Conference: ACL 2026
arXiv: 2601.02179
Code: GitHub mentioned in the paper (Link in original text)
Area: LLM Calibration / Dialogue / Confidence Estimation
Keywords: multi-turn dialogue, confidence estimation, P(SUFFICIENT), InfoECE, monotonicity

TL;DR

This paper presents the first systematic study of LLM confidence estimation in multi-turn dialogue scenarios. It proposes two core desiderata—per-turn calibration and monotonicity as information increases—along with the corresponding InfoECE metric and Kendall's \(\tau\) evaluation. It introduces the Hinter-Guesser data construction paradigm and a novel P(SUFFICIENT) logit probe. Results indicate that existing methods (verbalized / SC / P(TRUE)) exhibit poor calibration and monotonicity in multi-turn settings, while P(SUFFICIENT) reduces InfoECE to 5.27 on GUESS (vs. 79.97 for P(TRUE)) and achieves a \(\tau\) of 81.51, although the task remains far from solved.

Background & Motivation

Background: Confidence estimation is a central direction for mitigating LLM hallucinations, but the majority of work (FActScore, Tian 2023, Xiong 2024) focuses on single-turn QA, assuming the input is a complete, one-time question.

Limitations of Prior Work: (1) Real human-computer interaction is multi-turn and incremental—users clarify needs over multiple steps and models query repeatedly—yet confidence behavior under dynamic information accumulation remains unstudied. (2) It is unknown whether existing methods maintain calibration or reflect the intuition that "more information leads to higher certainty" in multi-turn contexts. (3) There is a lack of evaluation metrics and datasets tailored for multi-turn scenarios; single-turn ECE cannot handle varying dialogue lengths, and standard QA datasets lack incremental information structures.

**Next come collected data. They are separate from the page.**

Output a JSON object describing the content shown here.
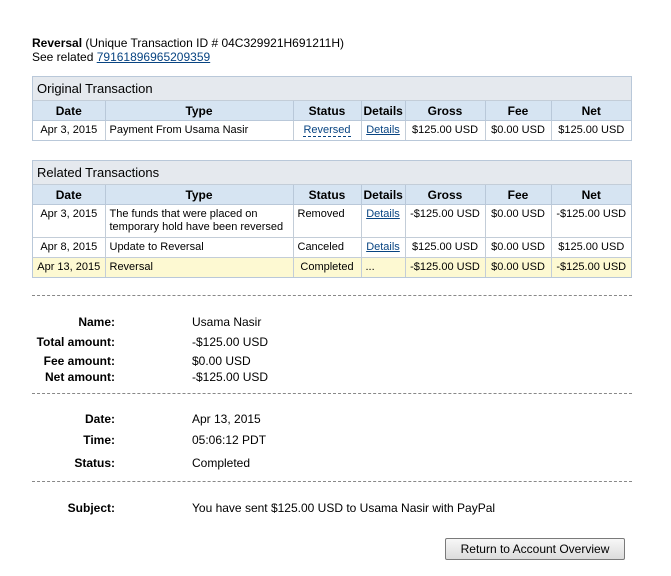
{
  "header": {
    "title_bold": "Reversal",
    "title_rest": " (Unique Transaction ID # 04C329921H691211H)",
    "see_related_label": "See related ",
    "see_related_id": "79161896965209359"
  },
  "original": {
    "section_title": "Original Transaction",
    "columns": [
      "Date",
      "Type",
      "Status",
      "Details",
      "Gross",
      "Fee",
      "Net"
    ],
    "rows": [
      {
        "date": "Apr 3, 2015",
        "type": "Payment From Usama Nasir",
        "status": "Reversed",
        "details": "Details",
        "gross": "$125.00 USD",
        "fee": "$0.00 USD",
        "net": "$125.00 USD"
      }
    ]
  },
  "related": {
    "section_title": "Related Transactions",
    "columns": [
      "Date",
      "Type",
      "Status",
      "Details",
      "Gross",
      "Fee",
      "Net"
    ],
    "rows": [
      {
        "date": "Apr 3, 2015",
        "type": "The funds that were placed on temporary hold have been reversed",
        "status": "Removed",
        "details": "Details",
        "gross": "-$125.00 USD",
        "fee": "$0.00 USD",
        "net": "-$125.00 USD"
      },
      {
        "date": "Apr 8, 2015",
        "type": "Update to Reversal",
        "status": "Canceled",
        "details": "Details",
        "gross": "$125.00 USD",
        "fee": "$0.00 USD",
        "net": "$125.00 USD"
      },
      {
        "date": "Apr 13, 2015",
        "type": "Reversal",
        "status": "Completed",
        "details": "...",
        "gross": "-$125.00 USD",
        "fee": "$0.00 USD",
        "net": "-$125.00 USD"
      }
    ]
  },
  "amounts": {
    "name_label": "Name:",
    "name_value": "Usama Nasir",
    "total_label": "Total amount:",
    "total_value": "-$125.00 USD",
    "fee_label": "Fee amount:",
    "fee_value": "$0.00 USD",
    "net_label": "Net amount:",
    "net_value": "-$125.00 USD"
  },
  "when": {
    "date_label": "Date:",
    "date_value": "Apr 13, 2015",
    "time_label": "Time:",
    "time_value": "05:06:12 PDT",
    "status_label": "Status:",
    "status_value": "Completed"
  },
  "subject": {
    "label": "Subject:",
    "value": "You have sent $125.00 USD to Usama Nasir with PayPal"
  },
  "return_button_label": "Return to Account Overview",
  "colors": {
    "header_bg": "#d6e4f2",
    "title_bg": "#e5e9ee",
    "highlight_row": "#fdf9d2",
    "link": "#084482"
  }
}
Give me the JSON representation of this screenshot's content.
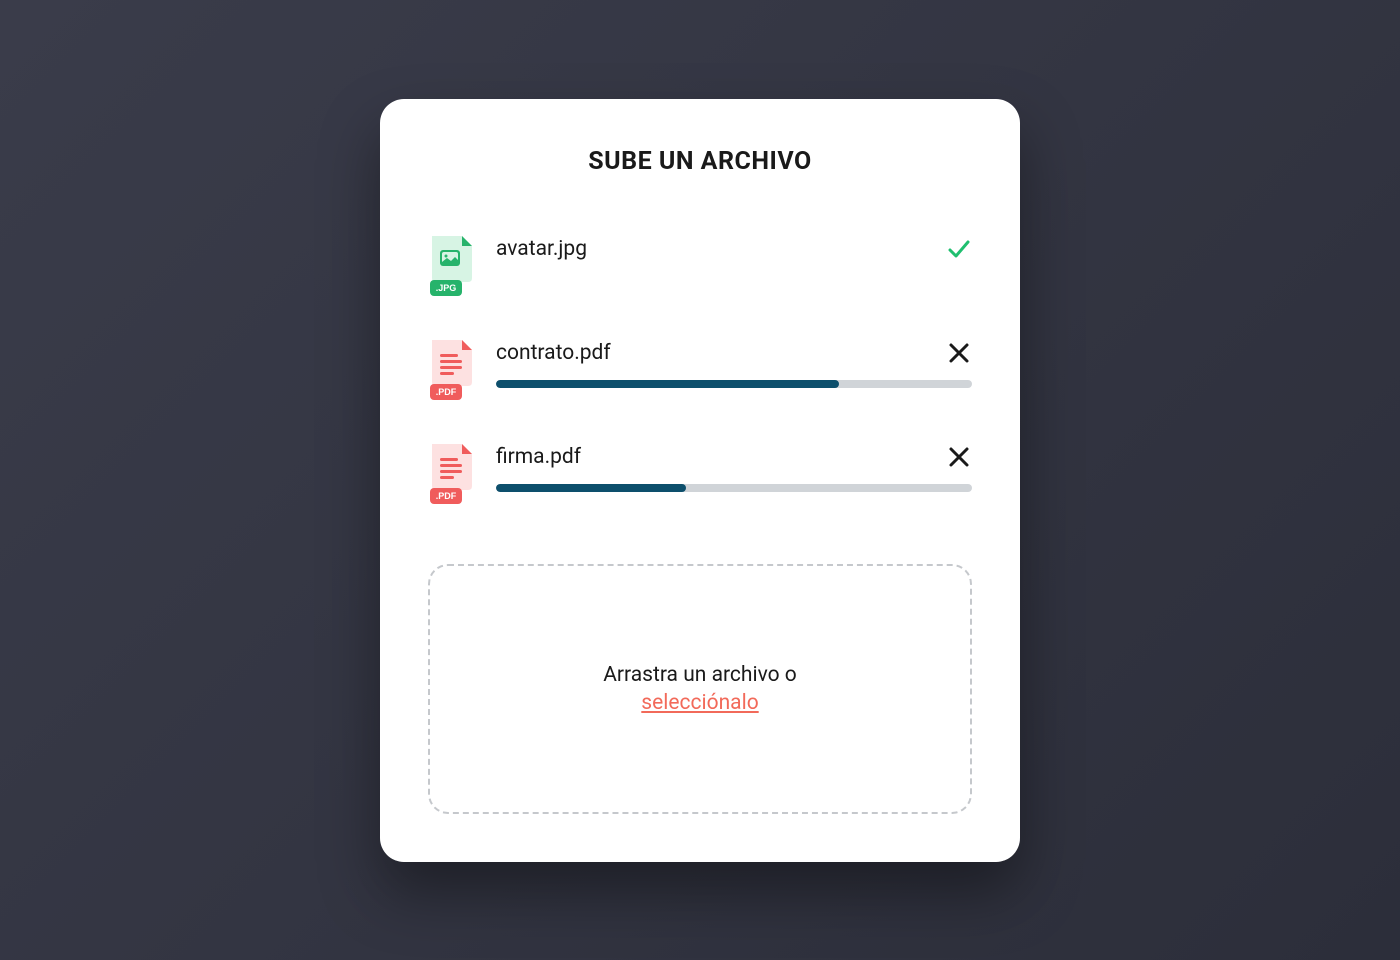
{
  "title": "SUBE UN ARCHIVO",
  "files": [
    {
      "type": "jpg",
      "name": "avatar.jpg",
      "status": "done",
      "progress": 100
    },
    {
      "type": "pdf",
      "name": "contrato.pdf",
      "status": "uploading",
      "progress": 72
    },
    {
      "type": "pdf",
      "name": "firma.pdf",
      "status": "uploading",
      "progress": 40
    }
  ],
  "dropzone": {
    "text": "Arrastra un archivo o",
    "link": "selecciónalo"
  },
  "colors": {
    "accent_green": "#26b36b",
    "accent_red": "#f05c5c",
    "progress_fill": "#0d4f6c",
    "progress_track": "#d0d4d8",
    "link": "#f26a5a",
    "check": "#1fbf6f"
  }
}
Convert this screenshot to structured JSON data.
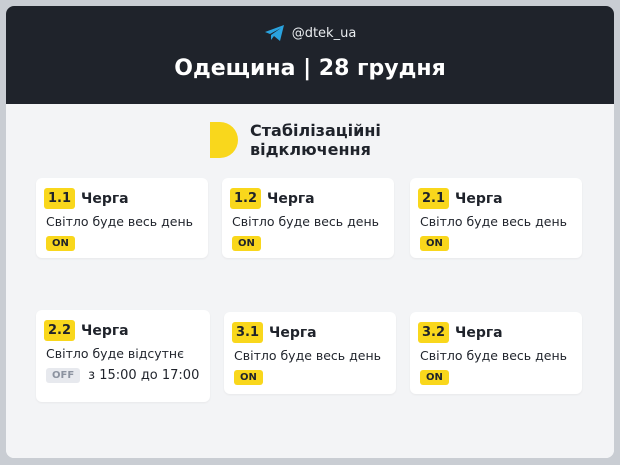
{
  "header": {
    "handle": "@dtek_ua",
    "title": "Одещина | 28 грудня",
    "telegram_icon": "telegram-icon"
  },
  "brand": {
    "line1": "Стабілізаційні",
    "line2": "відключення",
    "logo_icon": "dtek-logo-icon"
  },
  "colors": {
    "accent": "#f9d71c",
    "header_bg": "#1f232b",
    "telegram": "#2aa3df"
  },
  "tiles": [
    {
      "num": "1.1",
      "queue": "Черга",
      "status": "Світло буде весь день",
      "badge": "ON"
    },
    {
      "num": "1.2",
      "queue": "Черга",
      "status": "Світло буде весь день",
      "badge": "ON"
    },
    {
      "num": "2.1",
      "queue": "Черга",
      "status": "Світло буде весь день",
      "badge": "ON"
    },
    {
      "num": "2.2",
      "queue": "Черга",
      "status": "Світло буде відсутнє",
      "badge": "OFF",
      "time": "з 15:00 до 17:00"
    },
    {
      "num": "3.1",
      "queue": "Черга",
      "status": "Світло буде весь день",
      "badge": "ON"
    },
    {
      "num": "3.2",
      "queue": "Черга",
      "status": "Світло буде весь день",
      "badge": "ON"
    }
  ]
}
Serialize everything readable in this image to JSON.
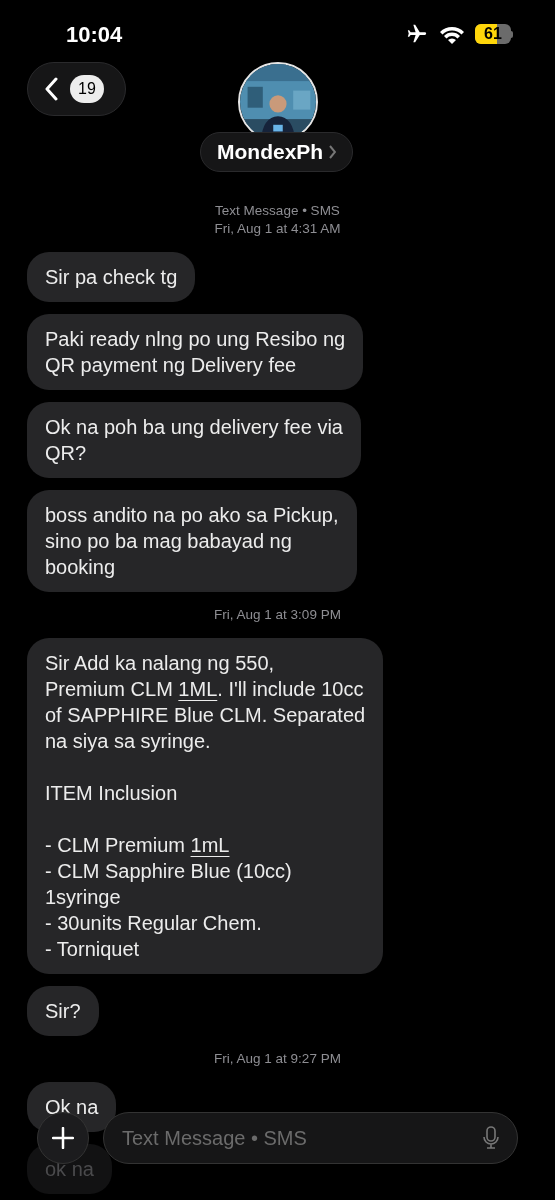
{
  "status_bar": {
    "time": "10:04",
    "battery": "61"
  },
  "header": {
    "back_count": "19",
    "contact_name": "MondexPh"
  },
  "thread": [
    {
      "kind": "timestamp",
      "lines": [
        "Text Message • SMS",
        "Fri, Aug 1 at 4:31 AM"
      ]
    },
    {
      "kind": "message",
      "parts": [
        {
          "text": "Sir pa check tg",
          "underline": false
        }
      ]
    },
    {
      "kind": "message",
      "parts": [
        {
          "text": "Paki ready nlng po ung Resibo ng\nQR payment ng Delivery fee",
          "underline": false
        }
      ]
    },
    {
      "kind": "message",
      "parts": [
        {
          "text": "Ok na poh ba ung delivery fee via\nQR?",
          "underline": false
        }
      ]
    },
    {
      "kind": "message",
      "parts": [
        {
          "text": "boss andito na po ako sa Pickup,\nsino po ba mag babayad ng\nbooking",
          "underline": false
        }
      ]
    },
    {
      "kind": "timestamp",
      "lines": [
        "Fri, Aug 1 at 3:09 PM"
      ]
    },
    {
      "kind": "message",
      "parts": [
        {
          "text": "Sir Add ka nalang ng 550,\nPremium CLM ",
          "underline": false
        },
        {
          "text": "1ML",
          "underline": true
        },
        {
          "text": ". I'll include 10cc\nof SAPPHIRE Blue CLM. Separated\nna siya sa syringe.\n\nITEM Inclusion\n\n- CLM Premium ",
          "underline": false
        },
        {
          "text": "1mL",
          "underline": true
        },
        {
          "text": "\n- CLM Sapphire Blue (10cc)\n1syringe\n- 30units Regular Chem.\n- Torniquet",
          "underline": false
        }
      ]
    },
    {
      "kind": "message",
      "parts": [
        {
          "text": "Sir?",
          "underline": false
        }
      ]
    },
    {
      "kind": "timestamp",
      "lines": [
        "Fri, Aug 1 at 9:27 PM"
      ]
    },
    {
      "kind": "message",
      "parts": [
        {
          "text": "Ok na",
          "underline": false
        }
      ]
    },
    {
      "kind": "faded_message",
      "parts": [
        {
          "text": "ok na",
          "underline": false
        }
      ]
    }
  ],
  "composer": {
    "placeholder": "Text Message • SMS"
  }
}
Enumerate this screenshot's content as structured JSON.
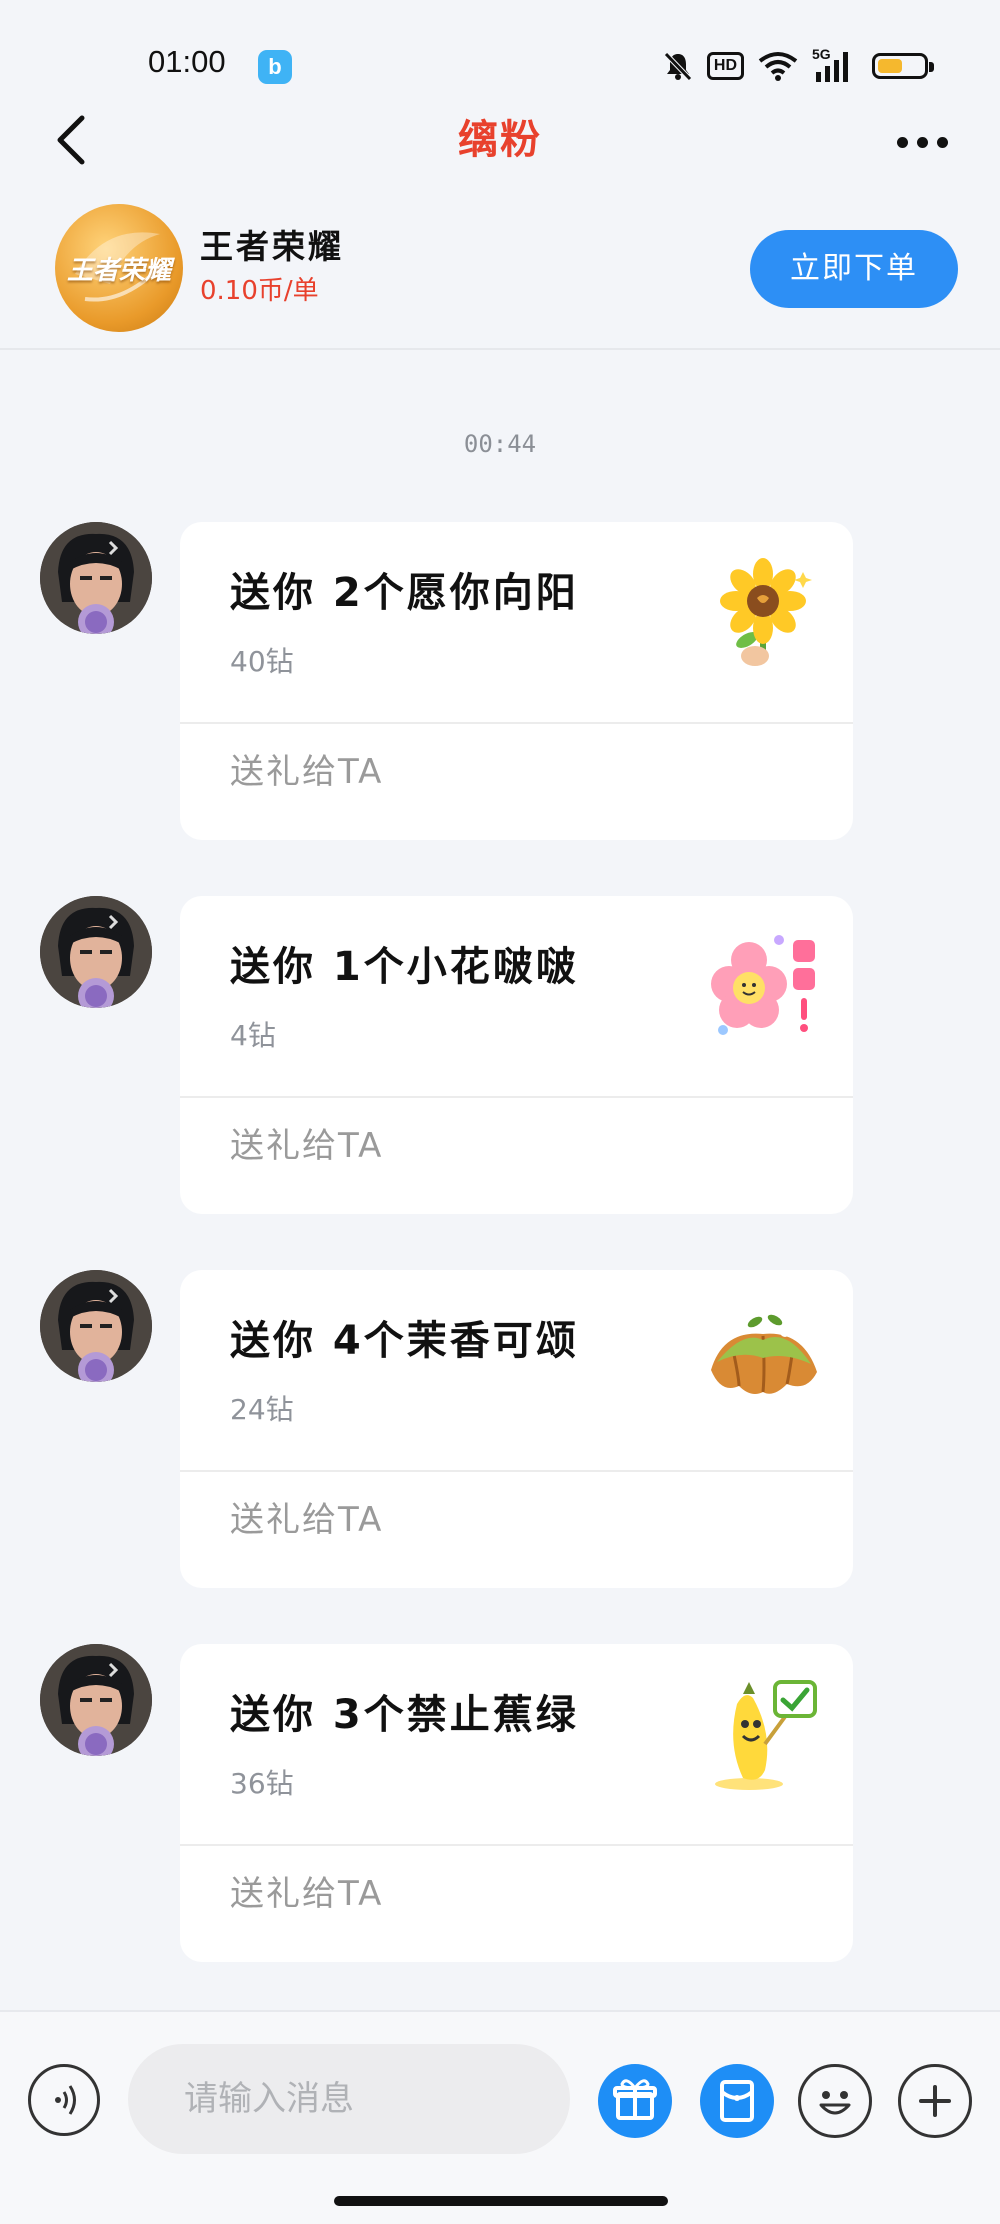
{
  "status_bar": {
    "time": "01:00",
    "app_badge": "b",
    "hd_label": "HD",
    "network_label": "5G"
  },
  "nav": {
    "title": "缡粉"
  },
  "order_header": {
    "logo_text": "王者荣耀",
    "game_name": "王者荣耀",
    "price": "0.10币/单",
    "order_button": "立即下单"
  },
  "chat": {
    "timestamp": "00:44",
    "messages": [
      {
        "title": "送你 2个愿你向阳",
        "price": "40钻",
        "link": "送礼给TA",
        "image_icon": "sunflower-icon"
      },
      {
        "title": "送你 1个小花啵啵",
        "price": "4钻",
        "link": "送礼给TA",
        "image_icon": "pink-flower-icon"
      },
      {
        "title": "送你 4个茉香可颂",
        "price": "24钻",
        "link": "送礼给TA",
        "image_icon": "croissant-icon"
      },
      {
        "title": "送你 3个禁止蕉绿",
        "price": "36钻",
        "link": "送礼给TA",
        "image_icon": "banana-icon"
      }
    ]
  },
  "input_bar": {
    "placeholder": "请输入消息"
  },
  "colors": {
    "accent_blue": "#2d8ff5",
    "title_red": "#e8412d",
    "background": "#f3f5f9"
  }
}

Key Challenge: In multi-turn scenarios, confidence should not be a "fixed attribute of a single response" but rather a "dynamic signal that increases as the dialogue evolves and information accumulates." Whether this can be achieved, by what method, and how to measure it are questions without systematic answers.

Goal: (1) Formalize two desiderata for multi-turn confidence: per-turn calibration and monotonicity; (2) Design the length-normalized InfoECE metric and Kendall’s \(\tau\) monotonicity metric; (3) Construct datasets suitable for multi-turn interactions (using the Hinter-Guesser paradigm for under-specified tasks like 20Q/GUESS, and existing GRACE/TrickMe for fully-specified tasks); (4) Benchmark mainstream confidence methods and propose the new P(SUFFICIENT) method.

Key Insight: The authors observe that in under-specified scenarios, "a correct answer does not imply sufficient information." A model might guess the correct answer while multiple candidates remain unexcluded, in which case confidence should remain low. P(TRUE) only asks "is the answer correct," failing to capture this lack of identifiability.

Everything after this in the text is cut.